Once SCC cracks have initiated and propagated to a detectable size, the affected component should generally be replaced rather than repaired, because the crack propagation mechanism depends on the material-environment combination and will resume even after weld repair unless the fundamental cause (material susceptibility, environment, or stress level) is addressed. Weld repair of SCC-cracked components in sour service is particularly problematic because welding introduces new hardened HAZ zones, residual tensile stress, and potential hydrogen entrainment — conditions that may make the repaired zone more susceptible than the original material. Replacement with a properly specified and heat-treated sour-service-qualified component is the standard remediation.
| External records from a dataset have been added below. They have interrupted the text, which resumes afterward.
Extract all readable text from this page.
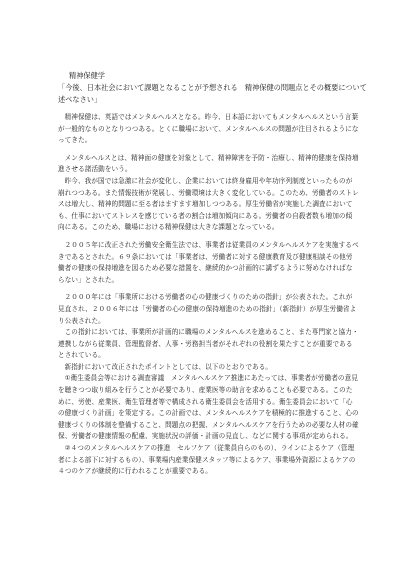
精神保健学
「今後、日本社会において課題となることが予想される　精神保健の問題点とその概要について述べなさい」

精神保健は、英語ではメンタルヘルスとなる。昨今、日本語においてもメンタルヘルスという言葉が一般的なものとなりつつある。とくに職場において、メンタルヘルスの問題が注目されるようになってきた。

メンタルヘルスとは、精神面の健康を対象として、精神障害を予防・治療し、精神的健康を保持増進させる諸活動をいう。

昨今、我が国では急激に社会が変化し、企業においては終身雇用や年功序列制度といったものが崩れつつある。また情報技術が発展し、労働環境は大きく変化している。このため、労働者のストレスは増大し、精神的問題に至る者はますます増加しつつある。厚生労働省が実施した調査においても、仕事においてストレスを感じている者の割合は増加傾向にある。労働者の自殺者数も増加の傾向にある。このため、職場における精神保健は大きな課題となっている。

２００５年に改正された労働安全衛生法では、事業者は従業員のメンタルヘルスケアを実施するべきであるとされた。６９条においては「事業者は、労働者に対する健康教育及び健康相談その他労働者の健康の保持増進を図るため必要な措置を、継続的かつ計画的に講ずるように努めなければならない」とされた。

２０００年には「事業所における労働者の心の健康づくりのための指針」が公表された。これが見直され、２００６年には「労働者の心の健康の保持増進のための指針」（新指針）が厚生労働省より公表された。

この指針においては、事業所が計画的に職場のメンタルヘルスを進めること、また専門家と協力・連携しながら従業員、管理監督者、人事・労務担当者がそれぞれの役割を果たすことが重要であるとされている。

新指針において改正されたポイントとしては、以下のとおりである。

①衛生委員会等における調査審議　メンタルヘルスケア推進にあたっては、事業者が労働者の意見を聴きつつ取り組みを行うことが必要であり、産業医等の助言を求めることも必要である。このために、労使、産業医、衛生管理者等で構成される衛生委員会を活用する。衛生委員会において「心の健康づくり計画」を策定する。この計画では、メンタルヘルスケアを積極的に推進すること、心の健康づくりの体制を整備すること、問題点の把握、メンタルヘルスケアを行うための必要な人材の確保、労働者の健康情報の配慮、実施状況の評価・計画の見直し、などに関する事項が定められる。

②４つのメンタルヘルスケアの推進　セルフケア（従業員自らのもの）、ラインによるケア（管理者による部下に対するもの）、事業場内産業保健スタッフ等によるケア、事業場外資源によるケアの４つのケアが継続的に行われることが重要である。
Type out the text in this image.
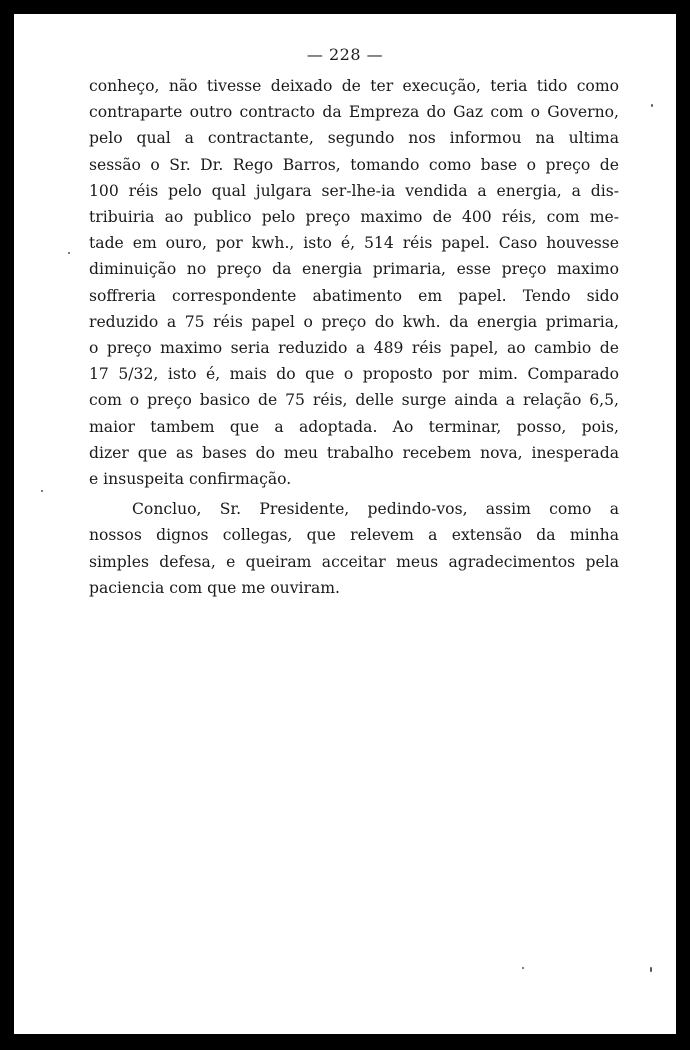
— 228 —
conheço, não tivesse deixado de ter execução, teria tido como
contraparte outro contracto da Empreza do Gaz com o Governo,
pelo qual a contractante, segundo nos informou na ultima
sessão o Sr. Dr. Rego Barros, tomando como base o preço de
100 réis pelo qual julgara ser-lhe-ia vendida a energia, a dis-
tribuiria ao publico pelo preço maximo de 400 réis, com me-
tade em ouro, por kwh., isto é, 514 réis papel. Caso houvesse
diminuição no preço da energia primaria, esse preço maximo
soffreria correspondente abatimento em papel. Tendo sido
reduzido a 75 réis papel o preço do kwh. da energia primaria,
o preço maximo seria reduzido a 489 réis papel, ao cambio de
17 5/32, isto é, mais do que o proposto por mim. Comparado
com o preço basico de 75 réis, delle surge ainda a relação 6,5,
maior tambem que a adoptada. Ao terminar, posso, pois,
dizer que as bases do meu trabalho recebem nova, inesperada
e insuspeita confirmação.
Concluo, Sr. Presidente, pedindo-vos, assim como a
nossos dignos collegas, que relevem a extensão da minha
simples defesa, e queiram acceitar meus agradecimentos pela
paciencia com que me ouviram.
Why Stress Corrosion Cracking Matters

Stress corrosion cracking is a leading cause of unexpected equipment failures in the oil and gas industry across all operating environments — wellbore tubulars, surface process equipment, and buried pipeline systems are all susceptible under the right material-environment-stress conditions. Its insidious character — no visible deterioration before sudden fracture — makes it particularly hazardous and underscores the importance of upfront material selection against applicable SCC mechanisms, qualification testing per NACE standards, design practices that minimize stress concentrations, and integrity management programs that identify and manage SCC-susceptible assets through their operating life.